Mom and Dad have a very old house, and to get from their bedroom to the bathroom, he’d have to go up one step into this narrow hallway, then down a step into the living room, then up another big step by the upstairs landing, and then a step down in front of the bathroom. Impossible for him right now.

“Well,” said Pam with a big old tired sigh, “Mom will have to help him.”

“She can barely walk, either!” Mom is very weak. Every time she totters across the room, I’m just sure she’s going to tip over headfirst onto the floor. There’s no way she can manage Dad. He’ll crush her!

“Well,” Pam drawled again, “we’ll have to cross that bridge when we come to it.”

I wanted to scream, “The bridge is just a few feet away! It’s swaying in the wind! It’s cracking! It’s going to collapse!” But it’s pointless to push Pam when she gets that way.

I’d give anything if I could have been there the night Dad started blabbing. The way Pam tells it, she and Carolyn and Mom were in the room, and Dad had been pretty sick. The first night he was in the hospital, we were afraid he wouldn’t even live through the night. But on this particular evening, it was close to eight o’clock, and Dad happened to ask them when he could go home. There was nothing unusual in that.
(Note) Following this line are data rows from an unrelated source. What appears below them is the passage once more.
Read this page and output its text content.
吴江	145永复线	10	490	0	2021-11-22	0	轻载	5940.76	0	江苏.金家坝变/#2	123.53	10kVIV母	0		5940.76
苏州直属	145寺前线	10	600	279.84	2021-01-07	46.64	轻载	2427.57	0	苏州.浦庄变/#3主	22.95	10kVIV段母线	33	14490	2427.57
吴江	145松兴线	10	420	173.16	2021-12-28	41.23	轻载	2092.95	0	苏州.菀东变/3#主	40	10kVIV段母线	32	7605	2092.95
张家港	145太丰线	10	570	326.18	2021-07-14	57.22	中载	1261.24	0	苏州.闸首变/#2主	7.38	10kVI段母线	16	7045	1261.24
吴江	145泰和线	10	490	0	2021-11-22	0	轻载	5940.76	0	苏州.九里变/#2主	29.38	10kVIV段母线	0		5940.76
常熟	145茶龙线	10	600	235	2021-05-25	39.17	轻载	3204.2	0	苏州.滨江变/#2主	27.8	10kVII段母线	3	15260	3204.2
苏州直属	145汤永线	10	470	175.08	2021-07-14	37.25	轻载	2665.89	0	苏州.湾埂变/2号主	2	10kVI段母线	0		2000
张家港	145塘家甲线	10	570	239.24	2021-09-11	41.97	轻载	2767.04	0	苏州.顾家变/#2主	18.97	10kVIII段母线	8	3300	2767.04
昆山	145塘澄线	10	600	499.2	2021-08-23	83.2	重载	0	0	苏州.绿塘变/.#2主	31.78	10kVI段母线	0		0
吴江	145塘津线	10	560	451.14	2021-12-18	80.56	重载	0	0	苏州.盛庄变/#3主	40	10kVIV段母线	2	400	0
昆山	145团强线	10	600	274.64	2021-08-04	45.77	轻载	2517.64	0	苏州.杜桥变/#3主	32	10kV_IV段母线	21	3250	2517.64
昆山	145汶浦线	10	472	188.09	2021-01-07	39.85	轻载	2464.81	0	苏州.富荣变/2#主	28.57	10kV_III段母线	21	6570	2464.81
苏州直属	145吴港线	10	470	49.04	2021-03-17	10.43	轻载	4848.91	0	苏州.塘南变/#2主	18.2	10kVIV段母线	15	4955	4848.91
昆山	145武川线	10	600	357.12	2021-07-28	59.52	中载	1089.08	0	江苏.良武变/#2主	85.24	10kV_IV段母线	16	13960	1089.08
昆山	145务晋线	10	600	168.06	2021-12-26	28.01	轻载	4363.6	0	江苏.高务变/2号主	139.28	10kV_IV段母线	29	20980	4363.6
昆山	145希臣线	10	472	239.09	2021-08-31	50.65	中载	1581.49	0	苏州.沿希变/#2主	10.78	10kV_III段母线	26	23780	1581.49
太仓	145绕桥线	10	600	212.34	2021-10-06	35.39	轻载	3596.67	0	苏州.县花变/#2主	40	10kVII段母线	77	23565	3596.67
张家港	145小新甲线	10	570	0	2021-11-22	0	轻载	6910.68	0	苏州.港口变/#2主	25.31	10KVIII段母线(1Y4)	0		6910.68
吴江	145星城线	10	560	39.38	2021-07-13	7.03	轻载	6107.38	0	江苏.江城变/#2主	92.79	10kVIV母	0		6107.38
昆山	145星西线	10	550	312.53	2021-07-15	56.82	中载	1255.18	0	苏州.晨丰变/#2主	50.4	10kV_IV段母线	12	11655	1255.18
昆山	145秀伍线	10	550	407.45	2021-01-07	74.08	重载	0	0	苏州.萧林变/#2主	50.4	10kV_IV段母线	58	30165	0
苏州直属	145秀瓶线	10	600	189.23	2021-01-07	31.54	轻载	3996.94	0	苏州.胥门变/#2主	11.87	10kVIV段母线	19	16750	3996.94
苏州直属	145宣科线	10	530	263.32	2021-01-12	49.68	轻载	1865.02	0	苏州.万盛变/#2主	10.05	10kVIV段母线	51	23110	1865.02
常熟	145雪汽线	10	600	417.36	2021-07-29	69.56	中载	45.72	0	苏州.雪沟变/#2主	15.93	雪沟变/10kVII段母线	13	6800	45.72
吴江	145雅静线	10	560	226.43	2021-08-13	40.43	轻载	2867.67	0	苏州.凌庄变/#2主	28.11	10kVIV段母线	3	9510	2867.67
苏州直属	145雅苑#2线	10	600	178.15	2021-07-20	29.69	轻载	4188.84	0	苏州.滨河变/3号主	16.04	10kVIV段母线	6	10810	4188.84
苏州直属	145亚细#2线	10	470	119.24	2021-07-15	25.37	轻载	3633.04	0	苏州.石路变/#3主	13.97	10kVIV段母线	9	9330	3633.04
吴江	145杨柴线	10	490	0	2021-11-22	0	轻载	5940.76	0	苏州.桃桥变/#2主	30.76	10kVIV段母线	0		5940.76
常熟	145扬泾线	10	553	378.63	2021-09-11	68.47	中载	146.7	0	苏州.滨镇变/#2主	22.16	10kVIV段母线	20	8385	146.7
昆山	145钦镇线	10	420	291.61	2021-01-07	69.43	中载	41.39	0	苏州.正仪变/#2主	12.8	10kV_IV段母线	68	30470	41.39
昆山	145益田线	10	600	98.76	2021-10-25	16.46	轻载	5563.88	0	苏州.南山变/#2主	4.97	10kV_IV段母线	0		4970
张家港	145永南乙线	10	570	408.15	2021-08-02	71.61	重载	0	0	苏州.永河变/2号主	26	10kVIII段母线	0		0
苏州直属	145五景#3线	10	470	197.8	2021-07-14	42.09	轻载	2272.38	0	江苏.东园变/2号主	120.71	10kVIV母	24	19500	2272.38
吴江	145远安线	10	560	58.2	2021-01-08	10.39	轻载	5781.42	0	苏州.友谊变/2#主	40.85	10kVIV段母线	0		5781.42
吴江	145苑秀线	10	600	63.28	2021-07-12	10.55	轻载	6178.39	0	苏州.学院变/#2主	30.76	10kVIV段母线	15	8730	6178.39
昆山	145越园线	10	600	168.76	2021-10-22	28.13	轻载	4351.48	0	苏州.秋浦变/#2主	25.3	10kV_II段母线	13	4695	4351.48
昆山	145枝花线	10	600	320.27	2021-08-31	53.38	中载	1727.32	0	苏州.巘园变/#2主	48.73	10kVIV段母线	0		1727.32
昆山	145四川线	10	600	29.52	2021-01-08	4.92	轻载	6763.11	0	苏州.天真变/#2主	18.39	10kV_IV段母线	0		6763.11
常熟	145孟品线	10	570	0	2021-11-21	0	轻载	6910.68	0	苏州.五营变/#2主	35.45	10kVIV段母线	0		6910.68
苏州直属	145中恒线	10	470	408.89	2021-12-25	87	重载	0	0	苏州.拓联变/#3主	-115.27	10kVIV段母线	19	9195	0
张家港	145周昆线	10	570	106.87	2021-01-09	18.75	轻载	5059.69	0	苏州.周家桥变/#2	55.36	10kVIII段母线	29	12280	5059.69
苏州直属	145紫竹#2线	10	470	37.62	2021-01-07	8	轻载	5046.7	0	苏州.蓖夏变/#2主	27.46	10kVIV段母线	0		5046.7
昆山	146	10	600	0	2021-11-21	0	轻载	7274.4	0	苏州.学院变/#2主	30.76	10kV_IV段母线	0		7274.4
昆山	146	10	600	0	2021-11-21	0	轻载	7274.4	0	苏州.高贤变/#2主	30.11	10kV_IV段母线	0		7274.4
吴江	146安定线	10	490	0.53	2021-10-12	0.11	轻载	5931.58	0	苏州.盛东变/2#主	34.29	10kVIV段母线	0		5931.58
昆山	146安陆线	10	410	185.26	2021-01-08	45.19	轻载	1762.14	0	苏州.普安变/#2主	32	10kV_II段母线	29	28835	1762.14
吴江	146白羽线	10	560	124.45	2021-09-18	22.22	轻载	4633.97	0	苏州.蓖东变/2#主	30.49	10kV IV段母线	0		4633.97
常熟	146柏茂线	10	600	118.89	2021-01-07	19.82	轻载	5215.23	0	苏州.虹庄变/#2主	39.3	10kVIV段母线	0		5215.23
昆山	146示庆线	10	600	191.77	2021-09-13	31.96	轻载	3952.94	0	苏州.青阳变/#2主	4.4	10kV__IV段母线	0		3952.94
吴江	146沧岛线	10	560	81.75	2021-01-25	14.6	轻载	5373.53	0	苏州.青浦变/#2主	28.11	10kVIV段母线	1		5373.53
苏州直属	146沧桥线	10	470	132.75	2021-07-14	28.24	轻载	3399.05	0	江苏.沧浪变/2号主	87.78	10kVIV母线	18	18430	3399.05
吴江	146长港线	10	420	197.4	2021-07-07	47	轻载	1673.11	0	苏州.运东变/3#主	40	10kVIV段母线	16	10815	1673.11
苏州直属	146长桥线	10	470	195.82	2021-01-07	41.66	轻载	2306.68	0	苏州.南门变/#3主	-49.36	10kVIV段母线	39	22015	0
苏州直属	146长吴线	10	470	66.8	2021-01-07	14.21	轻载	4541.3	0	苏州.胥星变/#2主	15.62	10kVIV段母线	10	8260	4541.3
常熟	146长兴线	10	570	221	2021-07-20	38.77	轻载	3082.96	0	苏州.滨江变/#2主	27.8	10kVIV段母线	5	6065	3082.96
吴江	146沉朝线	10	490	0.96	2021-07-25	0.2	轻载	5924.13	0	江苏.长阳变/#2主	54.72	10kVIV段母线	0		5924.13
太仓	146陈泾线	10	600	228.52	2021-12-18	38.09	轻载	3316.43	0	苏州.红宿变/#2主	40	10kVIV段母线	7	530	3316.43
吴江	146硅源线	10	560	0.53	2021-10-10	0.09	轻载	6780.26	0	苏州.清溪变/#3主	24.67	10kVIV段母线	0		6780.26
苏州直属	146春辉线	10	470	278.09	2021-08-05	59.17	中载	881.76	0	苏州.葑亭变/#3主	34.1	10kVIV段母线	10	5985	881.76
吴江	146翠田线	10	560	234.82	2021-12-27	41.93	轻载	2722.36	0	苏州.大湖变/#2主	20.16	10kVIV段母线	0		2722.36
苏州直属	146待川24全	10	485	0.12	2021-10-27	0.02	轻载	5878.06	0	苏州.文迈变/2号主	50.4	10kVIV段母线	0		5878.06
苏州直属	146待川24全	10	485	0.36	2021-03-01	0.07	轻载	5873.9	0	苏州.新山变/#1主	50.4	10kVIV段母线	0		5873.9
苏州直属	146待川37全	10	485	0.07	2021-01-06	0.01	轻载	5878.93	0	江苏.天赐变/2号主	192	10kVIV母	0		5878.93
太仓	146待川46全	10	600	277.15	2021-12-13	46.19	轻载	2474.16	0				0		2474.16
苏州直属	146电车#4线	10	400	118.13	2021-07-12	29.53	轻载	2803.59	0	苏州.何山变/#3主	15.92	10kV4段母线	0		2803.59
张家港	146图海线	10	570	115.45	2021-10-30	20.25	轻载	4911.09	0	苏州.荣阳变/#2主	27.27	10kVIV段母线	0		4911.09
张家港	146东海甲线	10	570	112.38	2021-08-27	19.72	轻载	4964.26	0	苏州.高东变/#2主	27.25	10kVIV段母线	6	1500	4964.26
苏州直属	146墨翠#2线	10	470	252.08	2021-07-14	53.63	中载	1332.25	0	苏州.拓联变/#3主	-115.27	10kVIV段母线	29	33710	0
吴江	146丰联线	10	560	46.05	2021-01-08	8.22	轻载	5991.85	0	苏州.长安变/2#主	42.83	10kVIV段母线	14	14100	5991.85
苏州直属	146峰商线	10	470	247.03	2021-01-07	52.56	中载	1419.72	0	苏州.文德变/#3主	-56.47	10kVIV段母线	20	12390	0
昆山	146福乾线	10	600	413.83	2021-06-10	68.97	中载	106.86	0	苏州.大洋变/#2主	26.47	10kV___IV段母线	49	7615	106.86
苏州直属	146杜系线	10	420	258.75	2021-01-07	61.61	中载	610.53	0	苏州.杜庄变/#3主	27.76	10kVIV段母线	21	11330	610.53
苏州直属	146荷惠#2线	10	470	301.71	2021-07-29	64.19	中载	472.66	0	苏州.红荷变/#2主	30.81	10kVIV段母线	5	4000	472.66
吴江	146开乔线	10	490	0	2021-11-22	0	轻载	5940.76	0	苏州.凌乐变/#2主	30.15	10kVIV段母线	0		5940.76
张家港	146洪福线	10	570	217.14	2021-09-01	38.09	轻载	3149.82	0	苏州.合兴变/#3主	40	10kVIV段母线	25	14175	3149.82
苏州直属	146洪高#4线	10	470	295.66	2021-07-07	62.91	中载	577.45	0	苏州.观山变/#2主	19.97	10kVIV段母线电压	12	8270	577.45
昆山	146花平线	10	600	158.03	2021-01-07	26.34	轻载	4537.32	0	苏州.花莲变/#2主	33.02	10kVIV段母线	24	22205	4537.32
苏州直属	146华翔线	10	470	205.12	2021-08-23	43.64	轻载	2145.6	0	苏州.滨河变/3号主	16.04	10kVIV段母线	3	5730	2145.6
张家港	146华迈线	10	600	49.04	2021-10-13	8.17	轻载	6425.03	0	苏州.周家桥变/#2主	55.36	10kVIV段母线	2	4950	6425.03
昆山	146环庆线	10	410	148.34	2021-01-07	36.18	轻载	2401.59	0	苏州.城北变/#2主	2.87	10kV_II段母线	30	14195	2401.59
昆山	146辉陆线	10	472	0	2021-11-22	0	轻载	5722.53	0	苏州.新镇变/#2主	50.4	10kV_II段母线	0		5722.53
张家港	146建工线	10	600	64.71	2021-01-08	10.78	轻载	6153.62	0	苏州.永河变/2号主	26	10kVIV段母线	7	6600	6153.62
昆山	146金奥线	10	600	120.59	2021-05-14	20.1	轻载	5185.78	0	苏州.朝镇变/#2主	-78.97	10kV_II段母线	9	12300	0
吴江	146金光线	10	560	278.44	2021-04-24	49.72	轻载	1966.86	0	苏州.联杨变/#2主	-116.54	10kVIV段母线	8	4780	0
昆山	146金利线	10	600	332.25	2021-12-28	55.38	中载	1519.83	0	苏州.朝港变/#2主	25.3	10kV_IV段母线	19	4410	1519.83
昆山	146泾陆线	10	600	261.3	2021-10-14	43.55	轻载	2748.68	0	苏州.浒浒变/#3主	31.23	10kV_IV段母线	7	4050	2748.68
Almost from the time the ambulance dropped him off at the hospital, when he was barely able to move or talk, he was griping about being ready to go home. Pam says she told him he wouldn’t be going home for a long time, maybe a couple months.

That got him all agitated. He yelled, “I can’t stay in the hospital for two months! I can’t afford it! The insurance will run out and I’ll be paying off this bill for the rest of my life. I won’t go bankrupt just so you can keep me locked up in here.”

That’s how he talks. As if the stroke was our idea. As if we like spending every night of our lives visiting him at the hospital and listening to him bellow.

So Pam explained that he won’t be in the hospital that whole time, but that when he’s released he’ll have to go to a rehab unit and stay there till he’s able to walk again, till they can see if he’s strong enough to live on his own.

Well, that “if he’s strong enough to live on his own” sent him off on another tirade against poor Pam. If they tried to put him in one of those rehab places, he vowed he’d walk right out of it and send Pam the bill. He’d been through that before and would rather die than spend another month in there. On and on he went, the same old stuff we’ve heard many times before. Pam just let him talk, knowing that, by the time he got well enough to go to rehab, he wouldn’t even be able to remember that this conversation had taken place.

Then he got real quiet, and she figured he was worn out from his little tantrum and was going to give everybody a rest. A few minutes later, she walked up to him to straighten his pillow, which had almost fallen off the bed while he was yelling. As soon as she leaned over to help him, he muttered, “I’m not going.”

“Let’s talk about it later,” Pam told him. “Just rest.”

Then he leaned back into the pillow and smiled, which is pretty unusual in itself. Then he said it. “I’ll call my other family to come and get me.”

“What other family?” asked Pam, at first thinking he was talking about me or one of his nieces or nephews.

“Never mind,” he said, still wearing that sneaky little smirk.

“Do you really think Jackie—or who else, Sandy? Billy?—is going to go against the doctor’s orders and take you home when you can’t even walk yet?”

“I can too walk,” he said.

“Dad, you haven’t taken a step since you got here.”

“But I don’t mean Jackie or any of them. I know they’re in cahoots with you.”

“Who then?”

He didn’t answer for a few seconds. He gets like that sometimes now. You’ll be talking to him and suddenly he’ll fade out in the middle of a conversation. Then real quiet, like he was talking to himself, he said, “I have a son in California. He’s a businessman in Los Angeles. He’ll take me out of this place.”